Pero, ¿qué podía hacer?. No podía recuperar la gargantilla. Hacía tiempo que había gastado todo su dinero, y ya no le quedaban amigos a los que sablear. Además, acostumbrado a vivir ahogado por las deudas, había establecido –en un gesto que le honra- que el cincuenta por ciento de su sueldo se ingresase en una cuenta corriente a nombre de tu madre de la que ni él mismo podía tocar ni un solo céntimo. Es entonces cuando decide, ofuscado, recuperar a cualquier precio la joya de su antigua novia.
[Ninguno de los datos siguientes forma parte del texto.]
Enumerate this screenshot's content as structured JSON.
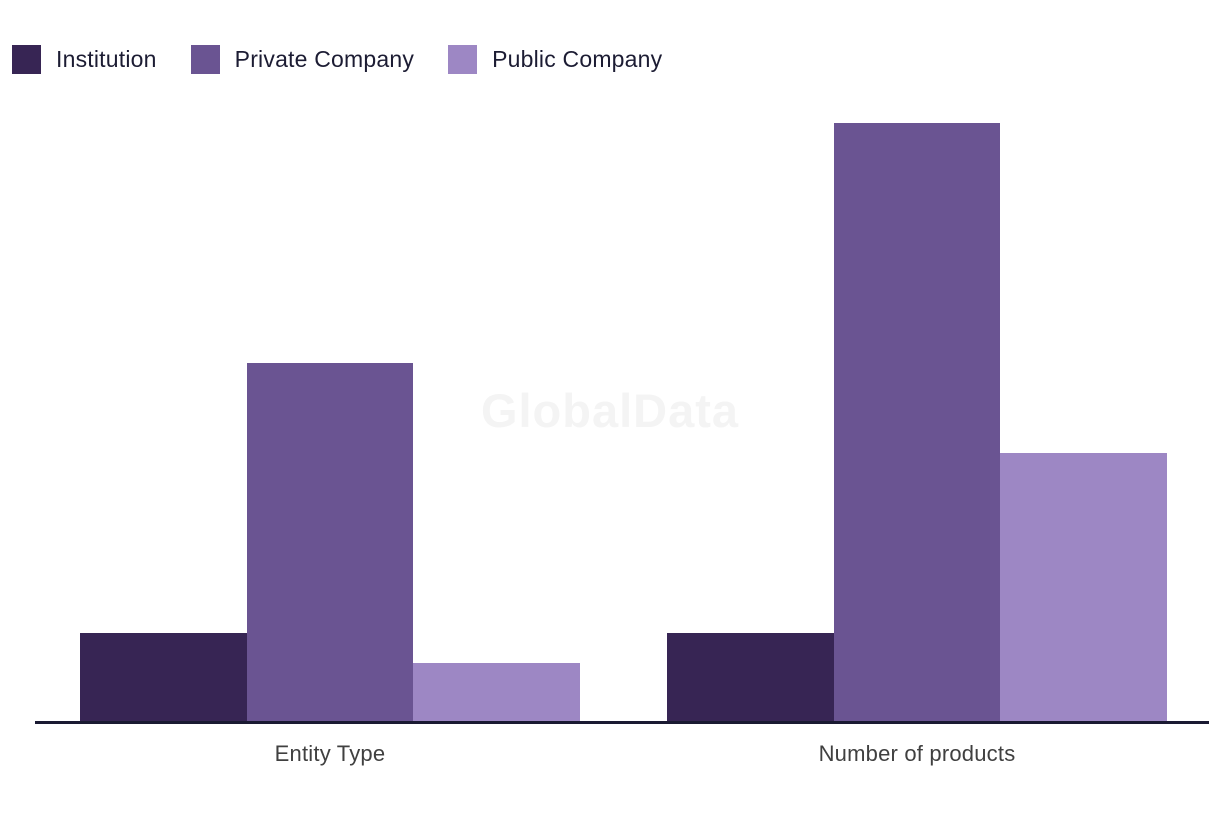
{
  "watermark": {
    "text": "GlobalData"
  },
  "colors": {
    "institution": "#372554",
    "private_company": "#6a5492",
    "public_company": "#9d87c4",
    "axis_line": "#1a1a32",
    "legend_text": "#1c1c33",
    "axis_label_text": "#404040",
    "watermark_text": "#f4f4f4",
    "background": "#ffffff"
  },
  "chart_data": {
    "type": "bar",
    "title": "",
    "xlabel": "",
    "ylabel": "",
    "categories": [
      "Entity Type",
      "Number of products"
    ],
    "series": [
      {
        "name": "Institution",
        "color": "#372554",
        "values": [
          3,
          3
        ]
      },
      {
        "name": "Private Company",
        "color": "#6a5492",
        "values": [
          12,
          20
        ]
      },
      {
        "name": "Public Company",
        "color": "#9d87c4",
        "values": [
          2,
          9
        ]
      }
    ],
    "ylim": [
      0,
      20
    ],
    "y_axis_visible": false,
    "grid": false,
    "legend_position": "top-left",
    "watermark": "GlobalData"
  }
}
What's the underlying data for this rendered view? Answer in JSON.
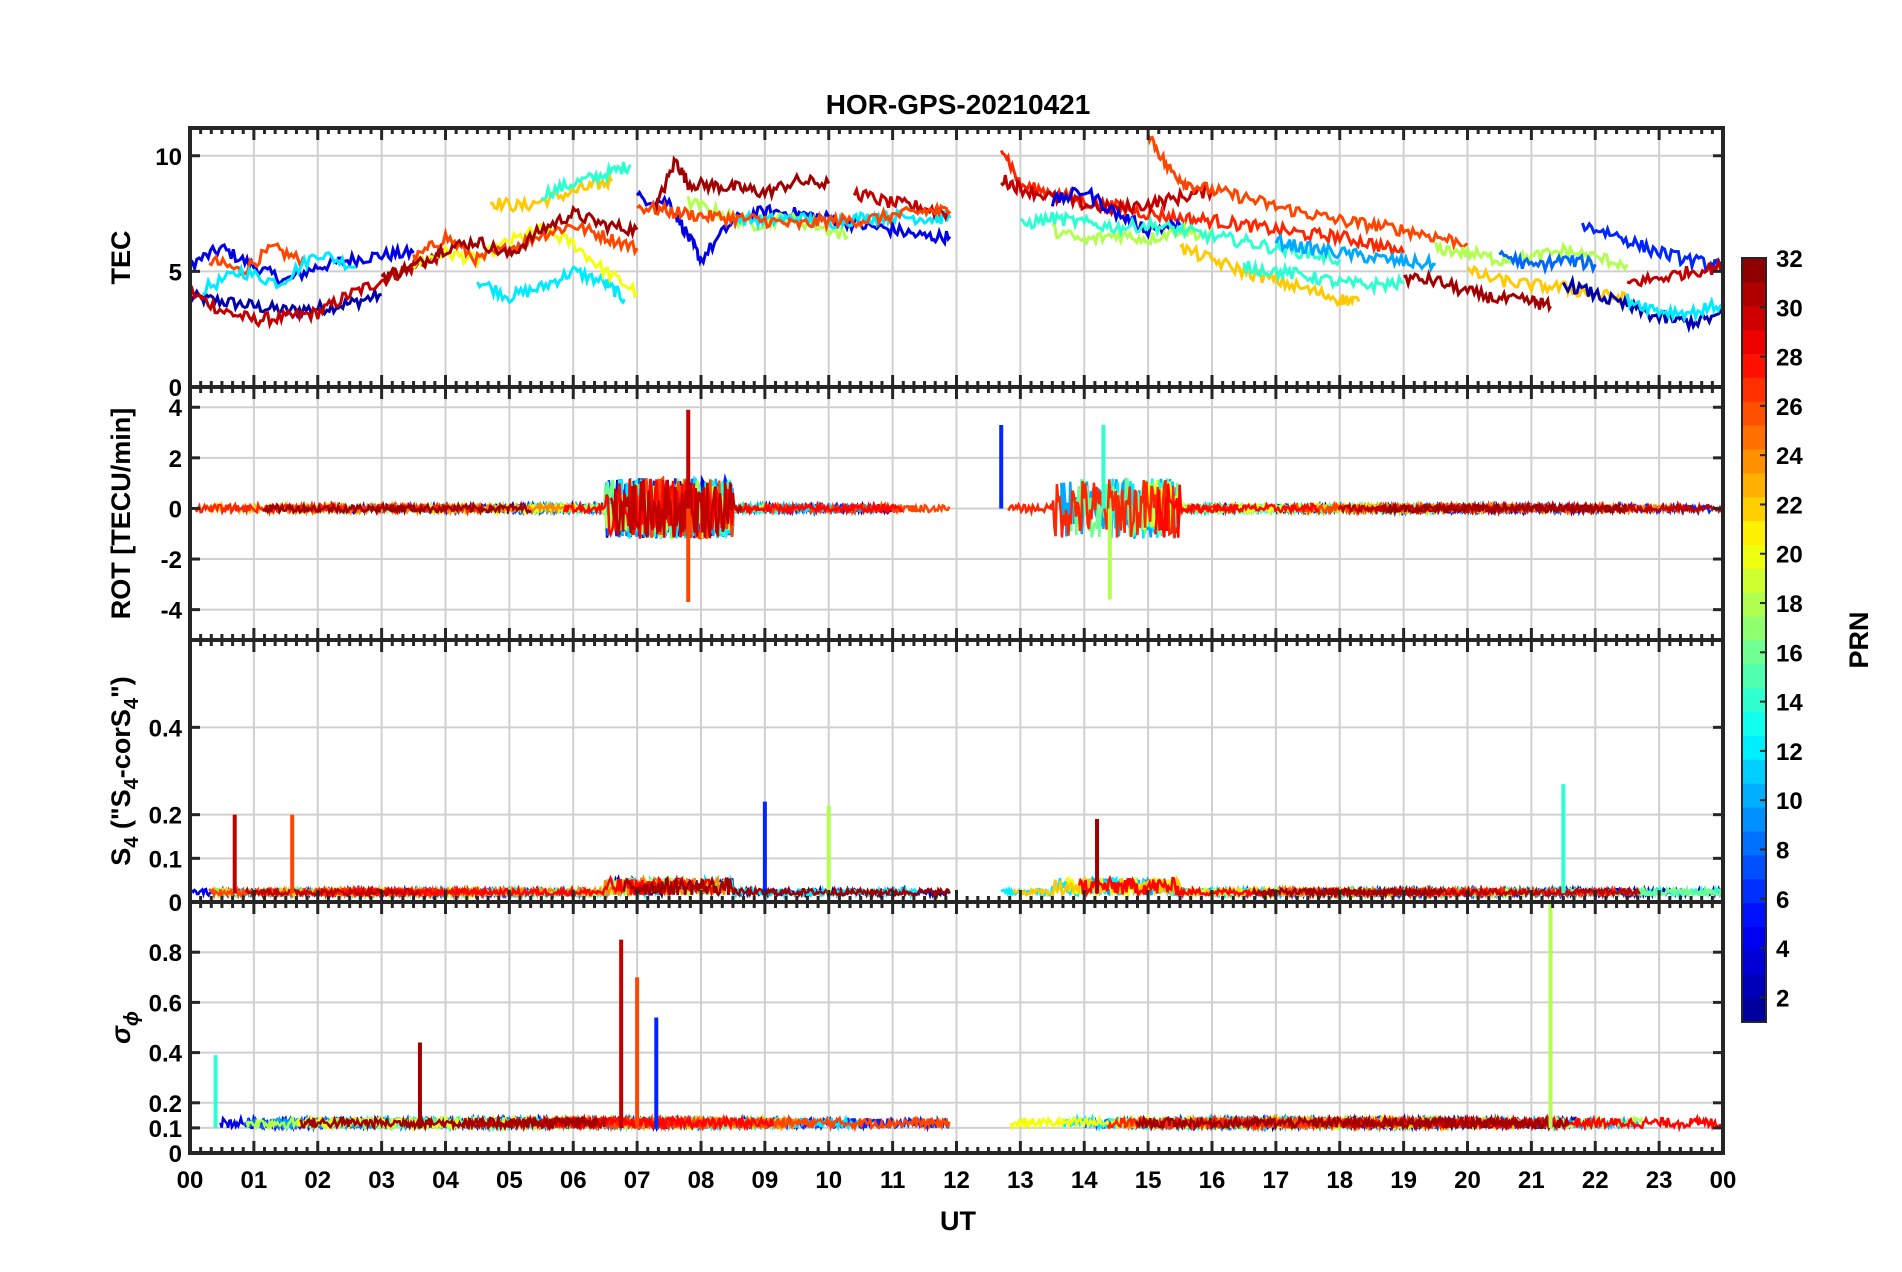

Después de tantos años moviéndose como pez en el agua en el mundo de los agentes de ventas, uno tiene acceso a todo tipo de mercancía, sin restricción de ningún tipo, por lo que tu padre no tiene ninguna dificultad en contactar con un individuo que le consigue una pistola limpia, es decir, no fichada.
Y así, Jaume, nos encontramos en esa mañana aciaga en la que, después de tragar medio Donut y ligeramente envalentonado por el calorcillo que el coñac provocaba en sus estómago semivacío, tu padre se marcó como objetivo hacer callar a Frida recuperando su collar, sepultando así en lo más hondo de su memoria un episodio más de la triste y desesperada vida a la que se había visto abocado. Durante el resto del día no hizo otra cosa que deambular arriba y abajo del Paseo de Gracia, dándole vueltas a la cabeza, obsesionado por un único objetivo. Cuando el sol se ocultó tras la silueta de la montaña del Tibidabo, encaminó sus pasos hacia el Portal del Ángel, cabizbajo y con el rostro contraído por una repentina demencia.

5 comentarios:

Lai dijo...

¿P35?

King Piltrafilla dijo...

Einnng???

Lai dijo...

¿p35?

King Piltrafilla dijo...

Sigo sin pillarle. ¿He dicho yo que la Browning sea P35? ¿Es esta foto que me enlaza una Browning?
Le remito a mi siguiente entrada, con la Browning del protagonista ilustrada, con la B en la empuñadura.

Lai dijo...

- No por eso

-si le enlazo una browning ¿que pasa?

- Ah!

- Perdone Vd.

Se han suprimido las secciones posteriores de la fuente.